US Congressional hearings: Who hears whom and why

US Congressional hearings: Who hears whom and why

A congressional hearing is a well-developed and structured method by which members of the two houses — the Senate and the House of Representatives — collect and analyse information on various matters of interest to the polity and the country.

US Congressional hearings: Who hears whom and why
Facebook CEO Mark Zuckerberg testifying before congressional committees regarding his company’s use and protection of user data. (Source: AP Photo)

What’s a congressional hearing? How do they work?

Facebook CEO Mark Zuckerberg’s congressional testimony — before the Senate Judiciary and Commerce committees on Tuesday, and the next day before the House Energy and Commerce Committee — came in the wake of allegations that Cambridge Analytica, a company linked to President Donald Trump’s campaign, had accessed data of millions of users from the social networking site that was used to influence the 2016 US presidential election.

What is a US congressional hearing?

A congressional hearing is a well-developed and structured method by which members of the two houses — the Senate and the House of Representatives — collect and analyse information on various matters of interest to the polity and the country. There are legislative hearings, which have to do with policy measures; and oversight hearings, which monitor government programmes. Besides, Congress holds investigative hearings into suspected wrongdoings by public officials and by private citizens. Watergate, the Iran-contra deal and the attack on the US diplomatic mission in Benghazi are among the high-profile congressional hearings. More recently, the senate intelligence committee held hearings on alleged Russian meddling in the 2016 presidential elections.

Who conducts these hearings?

The hearings are conducted by committees. A committee is usually a panel of chamber members who are tasked with developing legislation, holding hearings and conducting oversight. Depending on the type of committee, they are either elected by the chamber, or appointed by the Speaker. Committees do most of the legislative work. The system is similar to the Indian parliamentary committees but far more powerful. Each committee has its own jurisdiction. There are 20 active Standing Committees in the House of Representatives and 16 in the Senate. There are also six joint committees. In addition, the House has a Permanent Select Committee on Intelligence, while the Senate has four Special committees, including one on intelligence. Committees on occasion have joint hearings, like they did for Zuckerberg’s testimony.

What is their composition?


Every committee has an all-powerful chair, who is drawn from the majority party in the chamber, and “ranking” members. The minority party appoints a shadow chair. The chair decides which proposals the committee will consider first, and which can be pushed back — this is usually a political decision. A committee could typically have between a dozen and 40 members.

How do committees decide which subjects need to be heard?

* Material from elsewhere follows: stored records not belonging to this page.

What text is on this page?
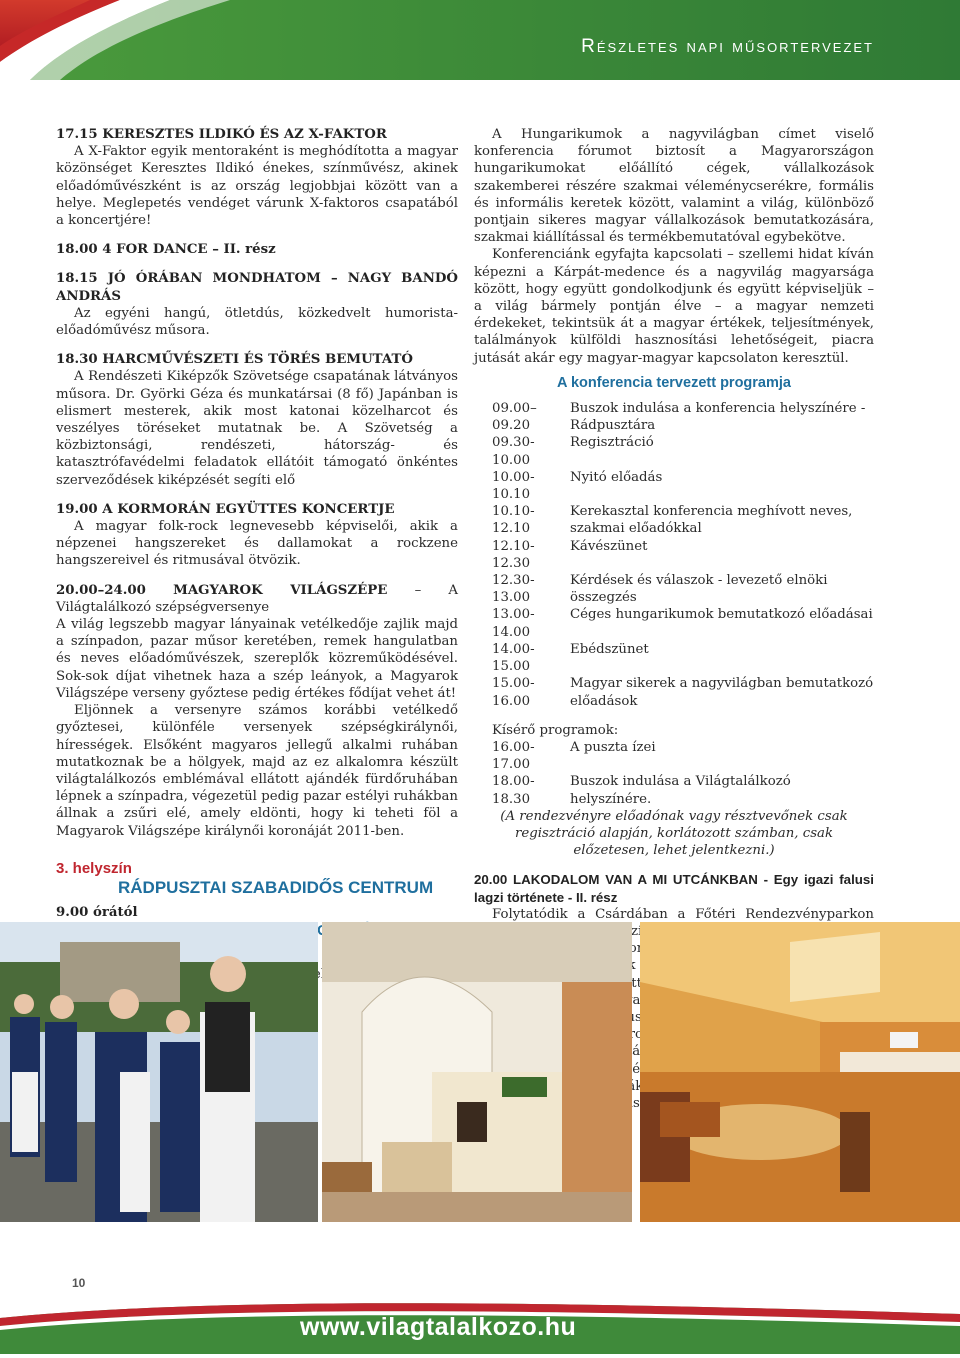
Részletes napi műsortervezet

17.15 KERESZTES ILDIKÓ ÉS AZ X-FAKTOR

A X-Faktor egyik mentoraként is meghódította a magyar közönséget Keresztes Ildikó énekes, színművész, akinek előadóművészként is az ország legjobbjai között van a helye. Meglepetés vendéget várunk X-faktoros csapatából a koncertjére!

18.00 4 FOR DANCE – II. rész

18.15 JÓ ÓRÁBAN MONDHATOM – NAGY BANDÓ ANDRÁS

Az egyéni hangú, ötletdús, közkedvelt humorista-előadóművész műsora.

18.30 HARCMŰVÉSZETI ÉS TÖRÉS BEMUTATÓ

A Rendészeti Kiképzők Szövetsége csapatának látványos műsora. Dr. Györki Géza és munkatársai (8 fő) Japánban is elismert mesterek, akik most katonai közelharcot és veszélyes töréseket mutatnak be. A Szövetség a közbiztonsági, rendészeti, hátország- és katasztrófavédelmi feladatok ellátóit támogató önkéntes szerveződések kiképzését segíti elő

19.00 A KORMORÁN EGYÜTTES KONCERTJE

A magyar folk-rock legnevesebb képviselői, akik a népzenei hangszereket és dallamokat a rockzene hangszereivel és ritmusával ötvözik.

20.00–24.00 MAGYAROK VILÁGSZÉPE – A Világtalálkozó szépségversenye

A világ legszebb magyar lányainak vetélkedője zajlik majd a színpadon, pazar műsor keretében, remek hangulatban és neves előadóművészek, szereplők közreműködésével. Sok-sok díjat vihetnek haza a szép leányok, a Magyarok Világszépe verseny győztese pedig értékes fődíjat vehet át!

Eljönnek a versenyre számos korábbi vetélkedő győztesei, különféle versenyek szépségkirálynői, hírességek. Elsőként magyaros jellegű alkalmi ruhában mutatkoznak be a hölgyek, majd az ez alkalomra készült világtalálkozós emblémával ellátott ajándék fürdőruhában lépnek a színpadra, végezetül pedig pazar estélyi ruhákban állnak a zsűri elé, amely eldönti, hogy ki teheti föl a Magyarok Világszépe királynői koronáját 2011-ben.

3. helyszín

RÁDPUSZTAI SZABADIDŐS CENTRUM

9.00 órától

A Hungarikumok a nagyvilágban címet viselő konferencia fórumot biztosít a Magyarországon hungarikumokat előállító cégek, vállalkozások szakemberei részére szakmai véleménycserékre, formális és informális keretek között, valamint a világ, különböző pontjain sikeres magyar vállalkozások bemutatkozására, szakmai kiállítással és termékbemutatóval egybekötve.

Konferenciánk egyfajta kapcsolati – szellemi hidat kíván képezni a Kárpát-medence és a nagyvilág magyarsága között, hogy együtt gondolkodjunk és együtt képviseljük – a világ bármely pontján élve – a magyar nemzeti érdekeket, tekintsük át a magyar értékek, teljesítmények, találmányok külföldi hasznosítási lehetőségeit, piacra jutását akár egy magyar-magyar kapcsolaton keresztül.

A konferencia tervezett programja

09.00–09.20
Buszok indulása a konferencia helyszínére - Rádpusztára
09.30-10.00
Regisztráció
10.00-10.10
Nyitó előadás
10.10-12.10
Kerekasztal konferencia meghívott neves, szakmai előadókkal
12.10-12.30
Kávészünet
12.30-13.00
Kérdések és válaszok - levezető elnöki összegzés
13.00-14.00
Céges hungarikumok bemutatkozó előadásai
14.00-15.00
Ebédszünet
15.00-16.00
Magyar sikerek a nagyvilágban bemutatkozó előadások

Kísérő programok:

16.00-17.00
A puszta ízei
18.00-18.30
Buszok indulása a Világtalálkozó helyszínére.

(A rendezvényre előadónak vagy résztvevőnek csak regisztráció alapján, korlátozott számban, csak előzetesen, lehet jelentkezni.)

20.00 LAKODALOM VAN A MI UTCÁNKBAN - Egy igazi falusi lagzi története - II. rész

Folytatódik a Csárdában a Főtéri Rendezvényparkon vettek és

10
www.vilagtalalkozo.hu
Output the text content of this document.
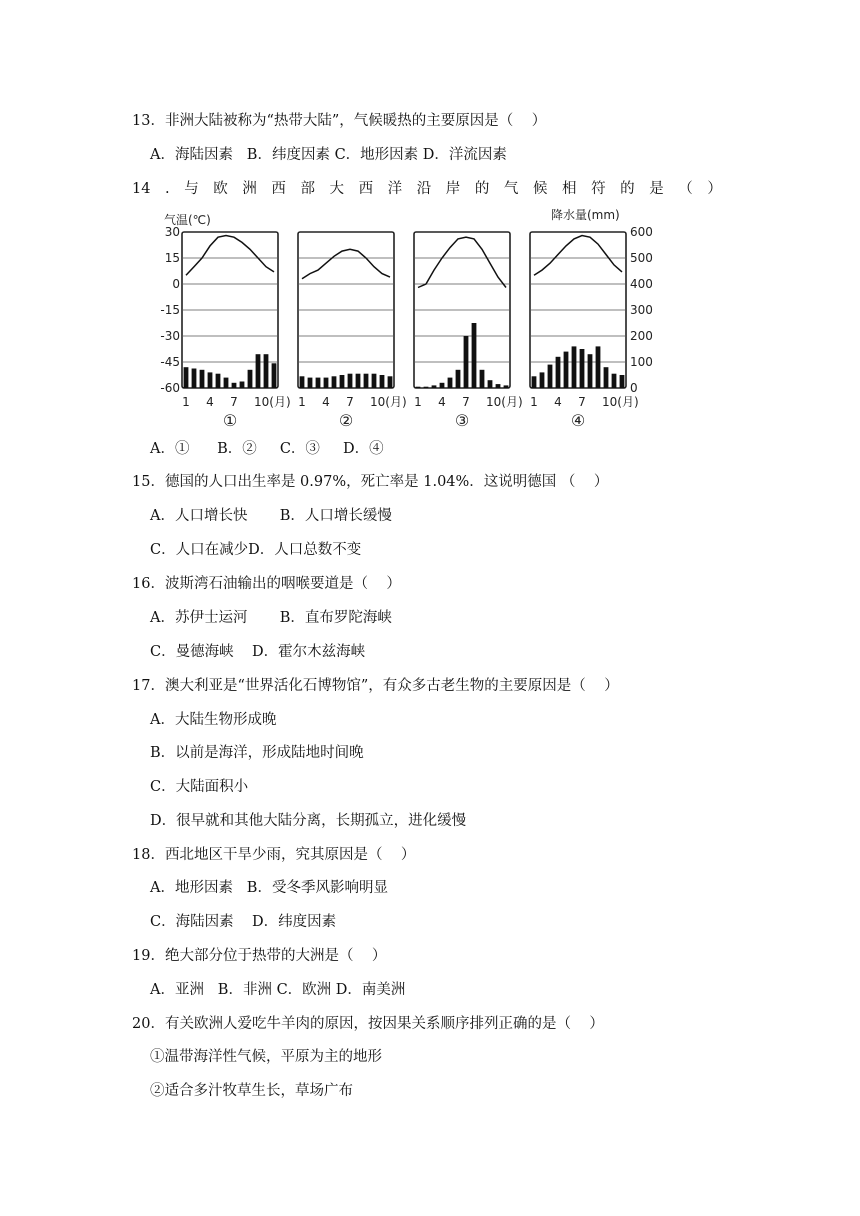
13．非洲大陆被称为“热带大陆”，气候暖热的主要原因是（    ）
A．海陆因素   B．纬度因素 C．地形因素 D．洋流因素
14 . 与 欧 洲 西 部 大 西 洋 沿 岸 的 气 候 相 符 的 是 （ ）
气温(℃)	降水量(mm)
30
15
0
-15
-30
-45
-60
600
500
400
300
200
100
0
1 4 7 10(月)
①
1 4 7 10(月)
②
1 4 7 10(月)
③
1 4 7 10(月)
④
A．①      B．②     C．③     D．④
15．德国的人口出生率是 0.97%，死亡率是 1.04%．这说明德国 （    ）
A．人口增长快       B．人口增长缓慢
C．人口在减少D．人口总数不变
16．波斯湾石油输出的咽喉要道是（    ）
A．苏伊士运河       B．直布罗陀海峡
C．曼德海峡    D．霍尔木兹海峡
17．澳大利亚是“世界活化石博物馆”，有众多古老生物的主要原因是（    ）
A．大陆生物形成晚
B．以前是海洋，形成陆地时间晚
C．大陆面积小
D．很早就和其他大陆分离，长期孤立，进化缓慢
18．西北地区干旱少雨，究其原因是（    ）
A．地形因素   B．受冬季风影响明显
C．海陆因素    D．纬度因素
19．绝大部分位于热带的大洲是（    ）
A．亚洲   B．非洲 C．欧洲 D．南美洲
20．有关欧洲人爱吃牛羊肉的原因，按因果关系顺序排列正确的是（    ）
①温带海洋性气候，平原为主的地形
②适合多汁牧草生长，草场广布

A committee receives many proposals for hearings from several quarters, including from members of the two chambers, but decides what it will take by assessing its “importance to the nation”, to specific political and other lobbies, and to the political leadership of the country. It also decides if the issue fits in with its own goals and the political message that it wants to send out.

Are these hearings public?

Yes, almost always. Open hearings, covered extensively by the media, are seen as a way to rally public support for or against an issue. But committees have the power to “close” a hearing for reasons of national security, or for protecting the privacy and reputation of an individual, for securing law-enforcement operations, or if the witness is to reveal information that is protected by law.

Do witnesses enjoy certain rights?

Yes, they have protections granted to them by the Constitution — witnesses may refuse a committee subpoena by citing the right to free speech, assembly, or petition. They enjoy protection against self-incrimination. Several committees provide witnesses the right to have their counsel present during testimony.

What happens after the hearing?

The reports are published and become a matter of public record. But last year, the Trump administration started taking steps to ensure the classified 2014 Senate Intelligence Committee’s report on CIA torture techniques remained outside the scope of the Freedom of Information Act.

Do Indian parliamentary committees work in the same way?

The Indian system is modeled on the British parliamentary committee system. There are two kinds of committees in India, Standing committees — including financial committees, department committees, and other committees such as business advisory committees — and the ad hoc committees that are appointed for a specific purpose. One type of ad hoc committee is the joint parliamentary committee. The most high-profile of the JPCs have been investigative in nature — the JPC on Bofors, Harshad Mehta Stock Exchange scam, and the 2G spectrum case. The JPCs have summoned and questioned experts, government officials and others. Refusing a summons from a JPC constitutes contempt. However, unlike the US and British systems, India does not have a system of public hearings, and all proceedings are closed to the media.